Türk milletinin bugün ve gelecekte tam bağımsızlığa huzur
ve refaha sahip olması, devletin millet egemenliği esasına dayandırılması, aklın
ve ilmin rehberliğinde Tür kültürünün çağdaş uygarlık düzeyi üzerine çıkarılması
amacı ile temel esasları yine Atatürk tarafından belirtilen devlet hayatına,
fikir hayatına ve ekonomik hayata toplumun temel müesseselerine ilişkin gerçekçi
fikirlere ve ilkelere ATATÜRKÇÜLÜK denir.
Daha farklı bir deyişle Atatürkçülük; akıl ve bilimin
önderliğine, yol göstericiliğine inanan bu inançla, padişah egemenliğini “ulus
egemenliğine”, dogmatik-kapıkulu, bağnaz bir ümmet-cemaat toplumu “ulusa”

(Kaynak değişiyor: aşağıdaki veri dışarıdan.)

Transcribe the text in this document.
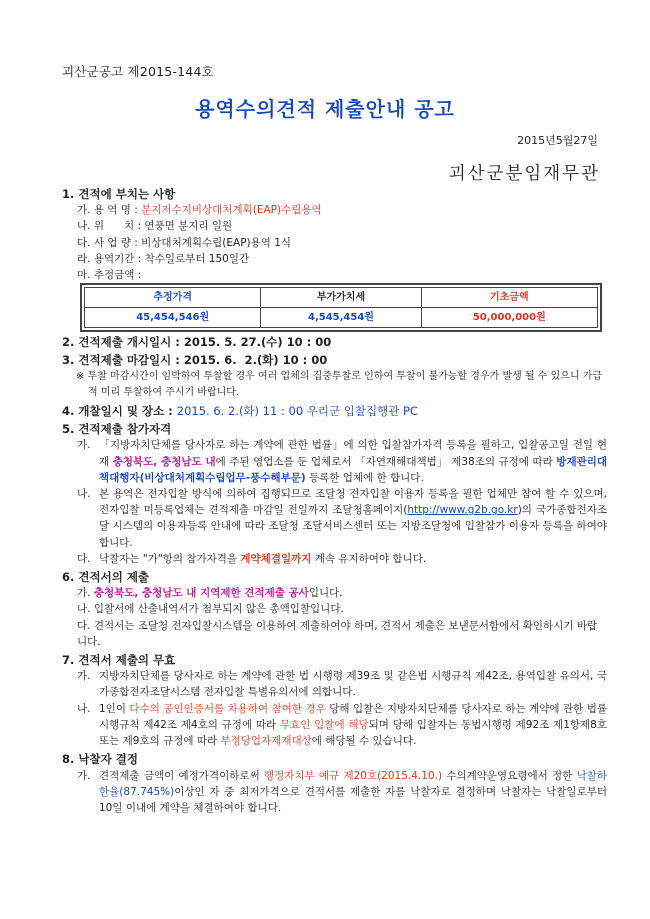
괴산군공고 제2015-144호
용역수의견적 제출안내 공고
2015년5월27일
괴산군분임재무관
1. 견적에 부치는 사항
가. 용 역 명 : 분지저수지비상대처계획(EAP)수립용역
나. 위      치 : 연풍면 분지리 일원
다. 사 업 량 : 비상대처계획수립(EAP)용역 1식
라. 용역기간 : 착수일로부터 150일간
마. 추정금액 :
추정가격	부가가치세	기초금액
45,454,546원	4,545,454원	50,000,000원
2. 견적제출 개시일시 : 2015. 5. 27.(수) 10 : 00
3. 견적제출 마감일시 : 2015. 6.  2.(화) 10 : 00
※ 투찰 마감시간이 임박하여 투찰할 경우 여러 업체의 집중투찰로 인하여 투찰이 불가능할 경우가 발생 될 수 있으니 가급적 미리 투찰하여 주시기 바랍니다.
4. 개찰일시 및 장소 : 2015. 6. 2.(화) 11 : 00 우리군 입찰집행관 PC
5. 견적제출 참가자격
가. 「지방자치단체를 당사자로 하는 계약에 관한 법률」에 의한 입찰참가자격 등록을 필하고, 입찰공고일 전일 현재 충청북도, 충청남도 내에 주된 영업소를 둔 업체로서 「자연재해대책법」 제38조의 규정에 따라 방재관리대책대행자(비상대처계획수립업무-풍수해부문) 등록한 업체에 한 합니다.
나. 본 용역은 전자입찰 방식에 의하여 집행되므로 조달청 전자입찰 이용자 등록을 필한 업체만 참여 할 수 있으며, 전자입찰 미등록업체는 견적제출 마감일 전일까지 조달청홈페이지(http://www.g2b.go.kr)의 국가종합전자조달 시스템의 이용자등록 안내에 따라 조달청 조달서비스센터 또는 지방조달청에 입찰참가 이용자 등록을 하여야 합니다.
다. 낙찰자는 "가"항의 참가자격을 계약체결일까지 계속 유지하여야 합니다.
6. 견적서의 제출
가. 충청북도, 충청남도 내 지역제한 견적제출 공사입니다.
나. 입찰서에 산출내역서가 첨부되지 않은 총액입찰입니다.
다. 견적서는 조달청 전자입찰시스템을 이용하여 제출하여야 하며, 견적서 제출은 보낸문서함에서 확인하시기 바랍니다.
7. 견적서 제출의 무효
가. 지방자치단체를 당사자로 하는 계약에 관한 법 시행령 제39조 및 같은법 시행규칙 제42조, 용역입찰 유의서, 국가종합전자조달시스템 전자입찰 특별유의서에 의합니다.
나. 1인이 다수의 공인인증서를 차용하여 참여한 경우 당해 입찰은 지방자치단체를 당사자로 하는 계약에 관한 법률 시행규칙 제42조 제4호의 규정에 따라 무효인 입찰에 해당되며 당해 입찰자는 동법시행령 제92조 제1항제8호 또는 제9호의 규정에 따라 부정당업자제재대상에 해당될 수 있습니다.
8. 낙찰자 결정
가. 견적제출 금액이 예정가격이하로써 행정자치부 예규 제20호(2015.4.10.) 수의계약운영요령에서 정한 낙찰하한율(87.745%)이상인 자 중 최저가격으로 견적서를 제출한 자를 낙찰자로 결정하며 낙찰자는 낙찰일로부터 10일 이내에 계약을 체결하여야 합니다.
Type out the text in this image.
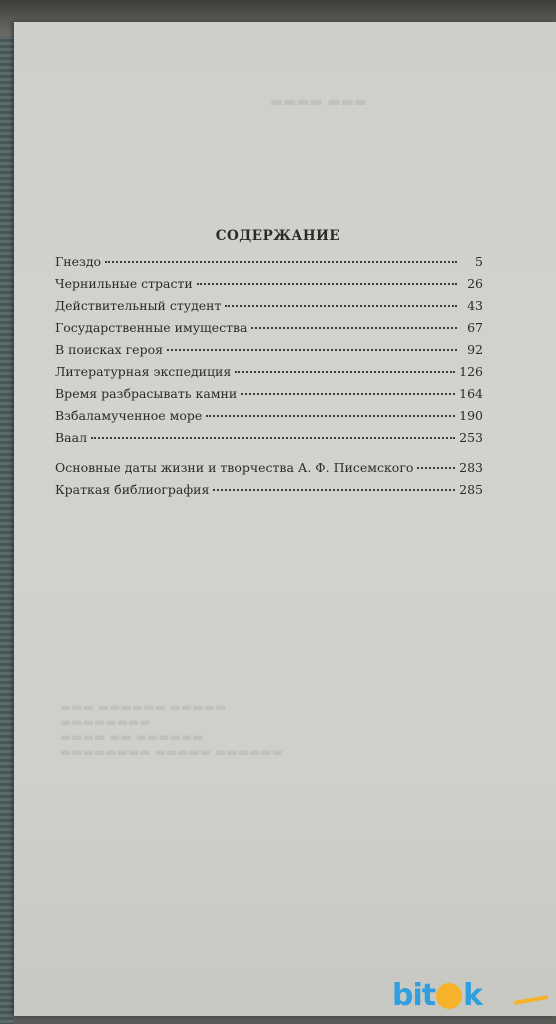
▬▬▬▬ ▬▬▬
▬▬▬ ▬▬▬▬▬▬ ▬▬▬▬▬
▬▬▬▬▬▬▬▬
▬▬▬▬ ▬▬ ▬▬▬▬▬▬
▬▬▬▬▬▬▬▬ ▬▬▬▬▬ ▬▬▬▬▬▬
СОДЕРЖАНИЕ
Гнездо	5
Чернильные страсти	26
Действительный студент	43
Государственные имущества	67
В поисках героя	92
Литературная экспедиция	126
Время разбрасывать камни	164
Взбаламученное море	190
Ваал	253
Основные даты жизни и творчества А. Ф. Писемского	283
Краткая библиография	285
bit k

padişahın emir kulunu “özgür birey ve yurttaşa”, teokratik-monarşik devleti”
laik demokratik-çağdaş cumhuriyete” yöneltip dönüştürmek demektir.
Atatürkçülüğün kişi ve millet olarak benimsenmesi mevcut ve gelecekteki
saptırıcı ve tutucu cereyanlara karşı koruması Türk Devletinin gelişmesinin,
güçlenmesinin ve parlak geleceğinin güvencesidir.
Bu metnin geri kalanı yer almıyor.